Every new student enrolling at the University of St Andrews this autumn will be sent a novel during the summer and will be encouraged to discuss it with other freshers when they arrive on campus in September.
The university is distributing Mohsin Hamid's novel The Reluctant Fundamentalist, a Man Booker-shortlisted work, to all 1,500 new undergraduates in an initiative to give students a common discussion topic and to focus their energies on broad intellectual debate rather than narrow academic study.
Once they arrive, they will be invited to sign up for book group meetings during freshers' week to discuss the tome with other students and academics.
Jonathan Taylor, chair of the Booker Prize Foundation, which provided funding for the programme, approached St Andrews after organising a similar project at Georgetown University in the US.
He said the UK had to do more to convince students from all disciplines to think about their academic study as broadly as possible.

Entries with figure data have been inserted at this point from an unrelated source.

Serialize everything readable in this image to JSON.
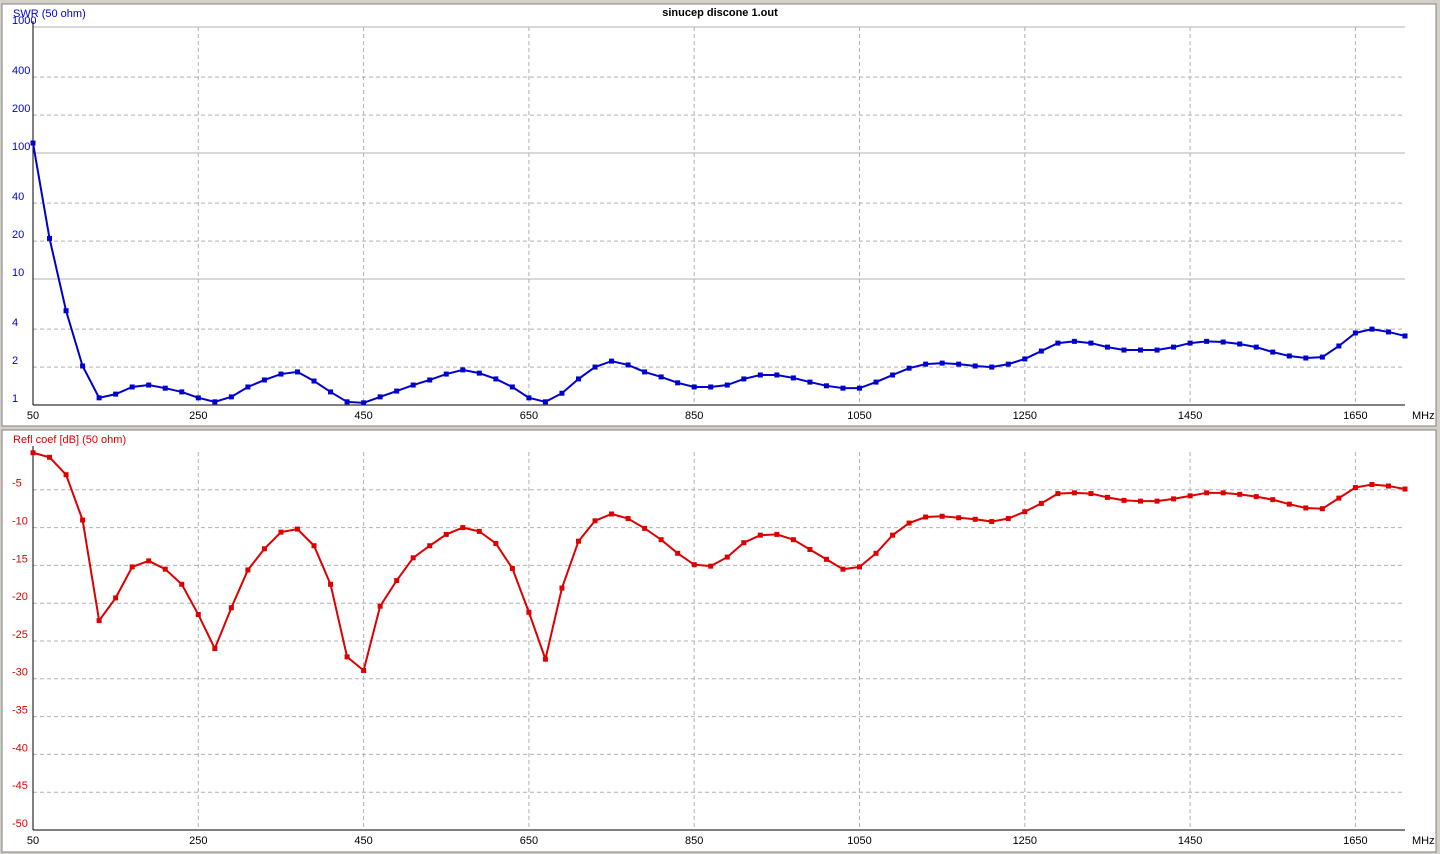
{
  "chart_data": [
    {
      "type": "line",
      "title": "sinucep discone 1.out",
      "y_label": "SWR (50 ohm)",
      "x_label": "MHz",
      "x": [
        50,
        70,
        90,
        110,
        130,
        150,
        170,
        190,
        210,
        230,
        250,
        270,
        290,
        310,
        330,
        350,
        370,
        390,
        410,
        430,
        450,
        470,
        490,
        510,
        530,
        550,
        570,
        590,
        610,
        630,
        650,
        670,
        690,
        710,
        730,
        750,
        770,
        790,
        810,
        830,
        850,
        870,
        890,
        910,
        930,
        950,
        970,
        990,
        1010,
        1030,
        1050,
        1070,
        1090,
        1110,
        1130,
        1150,
        1170,
        1190,
        1210,
        1230,
        1250,
        1270,
        1290,
        1310,
        1330,
        1350,
        1370,
        1390,
        1410,
        1430,
        1450,
        1470,
        1490,
        1510,
        1530,
        1550,
        1570,
        1590,
        1610,
        1630,
        1650,
        1670,
        1690,
        1710
      ],
      "xlim": [
        50,
        1710
      ],
      "xticks": [
        50,
        250,
        450,
        650,
        850,
        1050,
        1250,
        1450,
        1650
      ],
      "ylim": [
        1,
        1000
      ],
      "yticks": [
        1,
        2,
        4,
        10,
        20,
        40,
        100,
        200,
        400,
        1000
      ],
      "log_y": true,
      "grid": true,
      "series": [
        {
          "color": "#0000cc",
          "values": [
            120,
            21,
            5.6,
            2.04,
            1.14,
            1.22,
            1.39,
            1.44,
            1.36,
            1.27,
            1.14,
            1.06,
            1.16,
            1.39,
            1.58,
            1.76,
            1.83,
            1.55,
            1.27,
            1.06,
            1.04,
            1.16,
            1.29,
            1.44,
            1.58,
            1.76,
            1.9,
            1.79,
            1.61,
            1.39,
            1.14,
            1.06,
            1.24,
            1.61,
            2.0,
            2.23,
            2.08,
            1.83,
            1.67,
            1.5,
            1.39,
            1.39,
            1.44,
            1.61,
            1.73,
            1.73,
            1.64,
            1.52,
            1.42,
            1.36,
            1.36,
            1.52,
            1.73,
            1.96,
            2.11,
            2.15,
            2.11,
            2.04,
            2.0,
            2.11,
            2.32,
            2.68,
            3.1,
            3.2,
            3.1,
            2.88,
            2.73,
            2.73,
            2.73,
            2.88,
            3.1,
            3.2,
            3.16,
            3.05,
            2.88,
            2.63,
            2.45,
            2.36,
            2.4,
            2.94,
            3.73,
            4.0,
            3.8,
            3.53
          ]
        }
      ]
    },
    {
      "type": "line",
      "y_label": "Refl coef [dB] (50 ohm)",
      "x_label": "MHz",
      "x": [
        50,
        70,
        90,
        110,
        130,
        150,
        170,
        190,
        210,
        230,
        250,
        270,
        290,
        310,
        330,
        350,
        370,
        390,
        410,
        430,
        450,
        470,
        490,
        510,
        530,
        550,
        570,
        590,
        610,
        630,
        650,
        670,
        690,
        710,
        730,
        750,
        770,
        790,
        810,
        830,
        850,
        870,
        890,
        910,
        930,
        950,
        970,
        990,
        1010,
        1030,
        1050,
        1070,
        1090,
        1110,
        1130,
        1150,
        1170,
        1190,
        1210,
        1230,
        1250,
        1270,
        1290,
        1310,
        1330,
        1350,
        1370,
        1390,
        1410,
        1430,
        1450,
        1470,
        1490,
        1510,
        1530,
        1550,
        1570,
        1590,
        1610,
        1630,
        1650,
        1670,
        1690,
        1710
      ],
      "xlim": [
        50,
        1710
      ],
      "xticks": [
        50,
        250,
        450,
        650,
        850,
        1050,
        1250,
        1450,
        1650
      ],
      "ylim": [
        -50,
        0
      ],
      "yticks": [
        -50,
        -45,
        -40,
        -35,
        -30,
        -25,
        -20,
        -15,
        -10,
        -5
      ],
      "grid": true,
      "series": [
        {
          "color": "#dd0000",
          "values": [
            -0.1,
            -0.7,
            -3,
            -9,
            -22.3,
            -19.3,
            -15.2,
            -14.4,
            -15.5,
            -17.5,
            -21.5,
            -26,
            -20.6,
            -15.6,
            -12.8,
            -10.6,
            -10.2,
            -12.4,
            -17.5,
            -27.1,
            -28.9,
            -20.4,
            -17,
            -14,
            -12.4,
            -10.9,
            -10,
            -10.5,
            -12.1,
            -15.4,
            -21.2,
            -27.4,
            -18,
            -11.8,
            -9.1,
            -8.2,
            -8.8,
            -10.1,
            -11.6,
            -13.4,
            -14.9,
            -15.1,
            -13.9,
            -12,
            -11,
            -10.9,
            -11.6,
            -12.9,
            -14.2,
            -15.5,
            -15.2,
            -13.4,
            -11,
            -9.4,
            -8.6,
            -8.5,
            -8.7,
            -8.9,
            -9.2,
            -8.8,
            -7.9,
            -6.8,
            -5.5,
            -5.4,
            -5.5,
            -6,
            -6.4,
            -6.5,
            -6.5,
            -6.2,
            -5.8,
            -5.4,
            -5.4,
            -5.6,
            -5.9,
            -6.3,
            -6.9,
            -7.4,
            -7.5,
            -6.1,
            -4.7,
            -4.3,
            -4.5,
            -4.9
          ]
        }
      ]
    }
  ]
}
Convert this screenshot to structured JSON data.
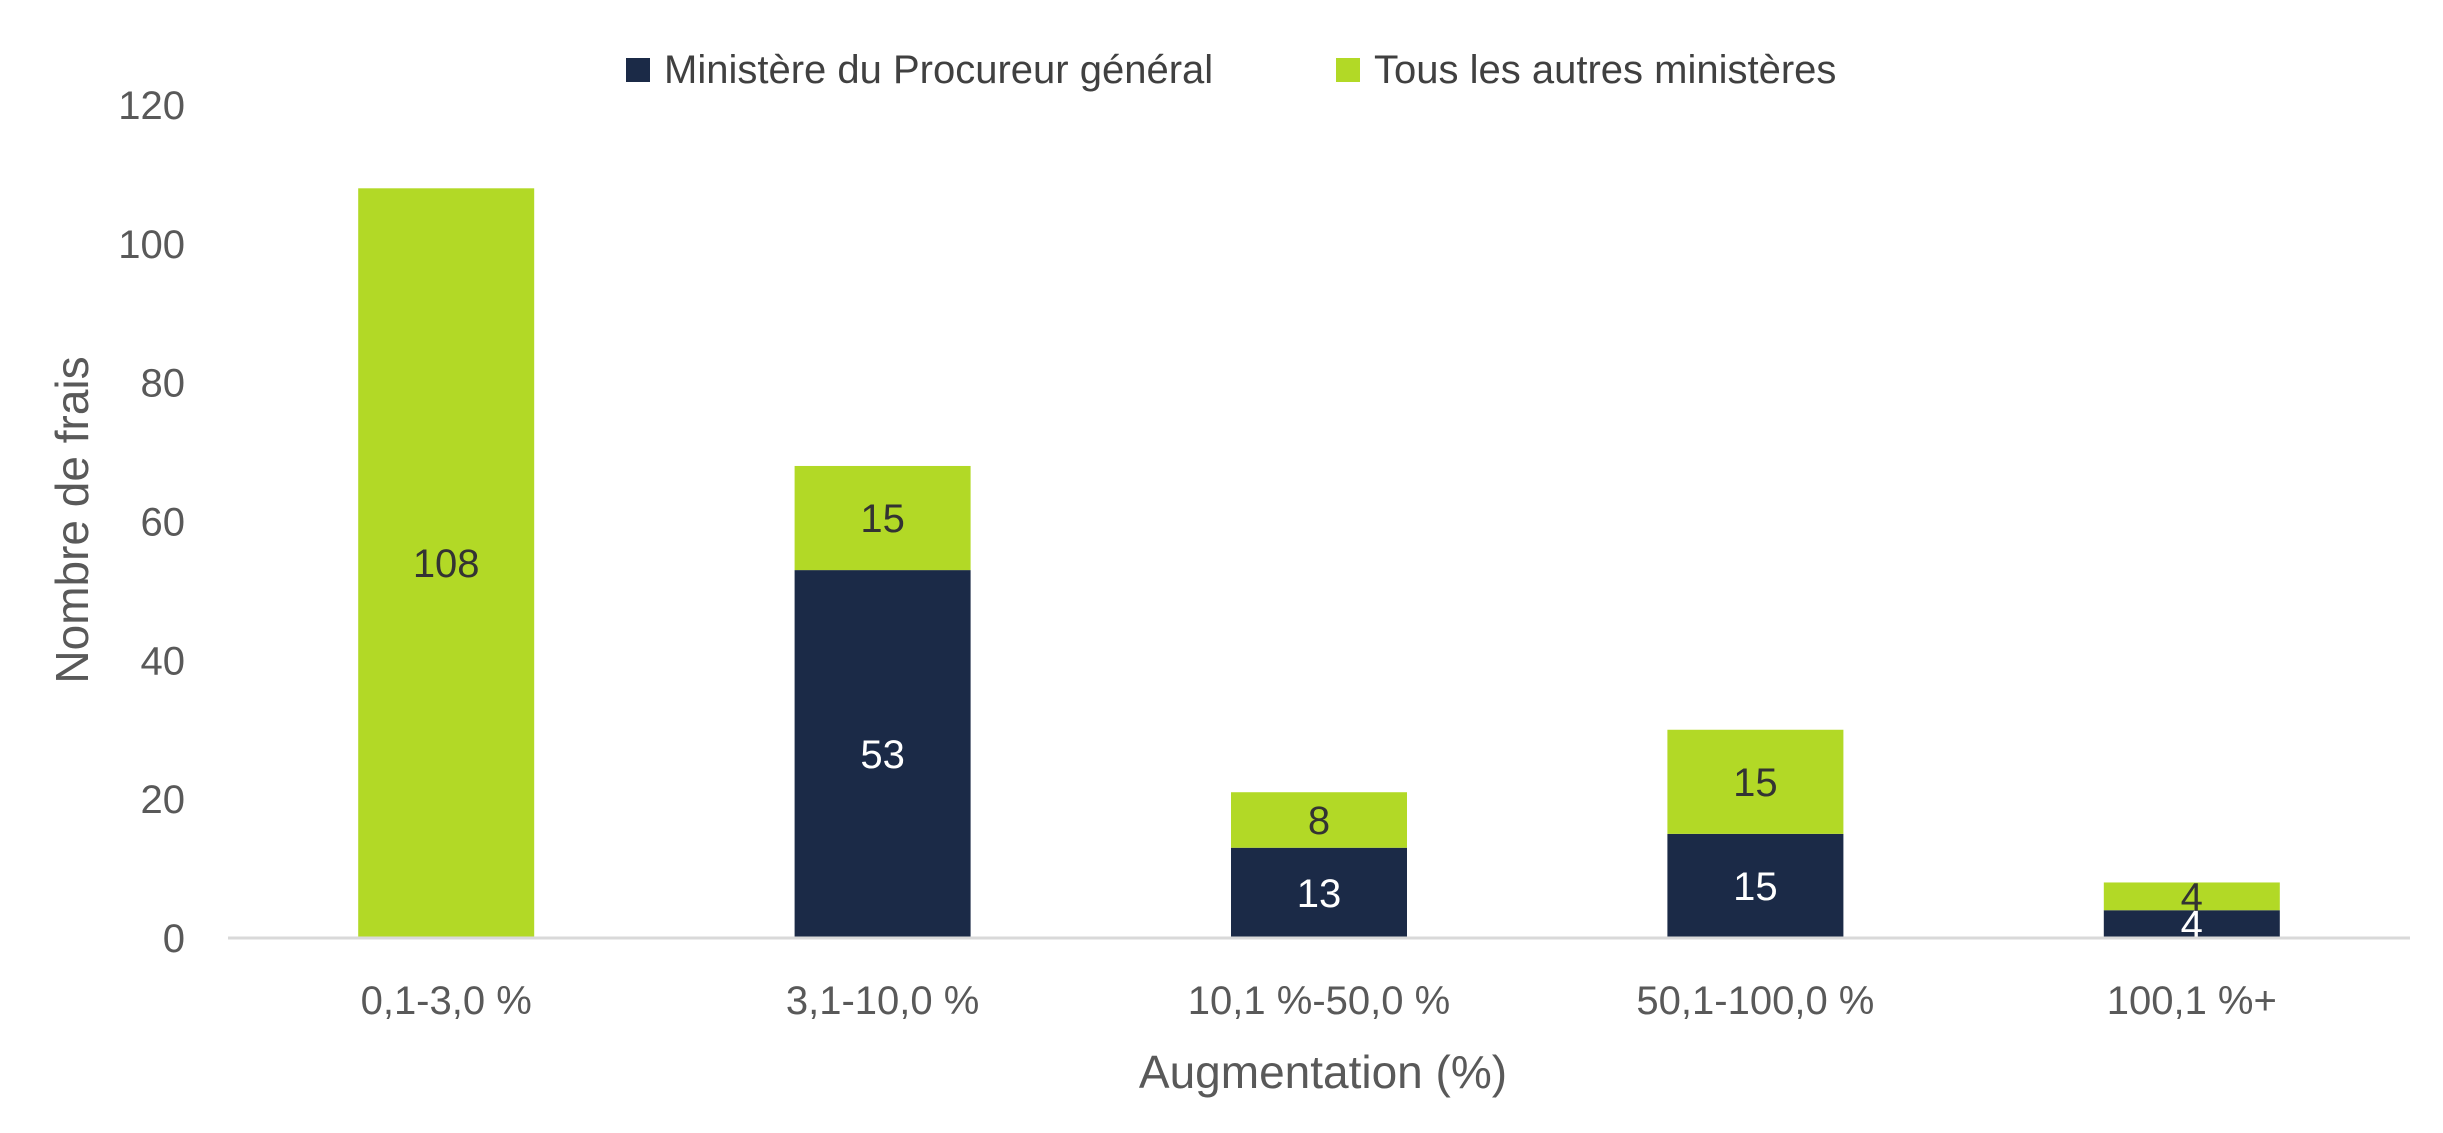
{
  "chart_data": {
    "type": "bar",
    "stacked": true,
    "categories": [
      "0,1-3,0 %",
      "3,1-10,0 %",
      "10,1 %-50,0 %",
      "50,1-100,0 %",
      "100,1 %+"
    ],
    "series": [
      {
        "name": "Ministère du Procureur général",
        "color": "#1b2a47",
        "label_color": "#ffffff",
        "values": [
          0,
          53,
          13,
          15,
          4
        ]
      },
      {
        "name": "Tous les autres ministères",
        "color": "#b2d926",
        "label_color": "#333333",
        "values": [
          108,
          15,
          8,
          15,
          4
        ]
      }
    ],
    "xlabel": "Augmentation (%)",
    "ylabel": "Nombre de frais",
    "ylim": [
      0,
      120
    ],
    "yticks": [
      "0",
      "20",
      "40",
      "60",
      "80",
      "100",
      "120"
    ],
    "grid": false,
    "legend_position": "top-center",
    "axis_color": "#d9d9d9"
  }
}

"It's an area where the US is ahead of us. There is a liberal arts component in most of their undergraduate syllabuses," he said. "It harks back to C.P. Snow's 'two cultures' issue."
In The Two Cultures and the Scientific Revolution, the scientist and novelist argued that breaking down the cultural boundaries between the sciences and the humanities would solve many of the world's problems.
Mr Taylor said that the book club was an important step towards bringing the two cultures together.
"The principle is that it's the entire freshman class - physicists, economists and biologists. It should have a rather good effect on bringing them together."
Louise Richardson, principal of St Andrews, said: "We are a university: we are about books, ideas, learning and debate."
Mr Taylor is in talks with Trinity College Dublin and is looking for an English university to set up similar projects.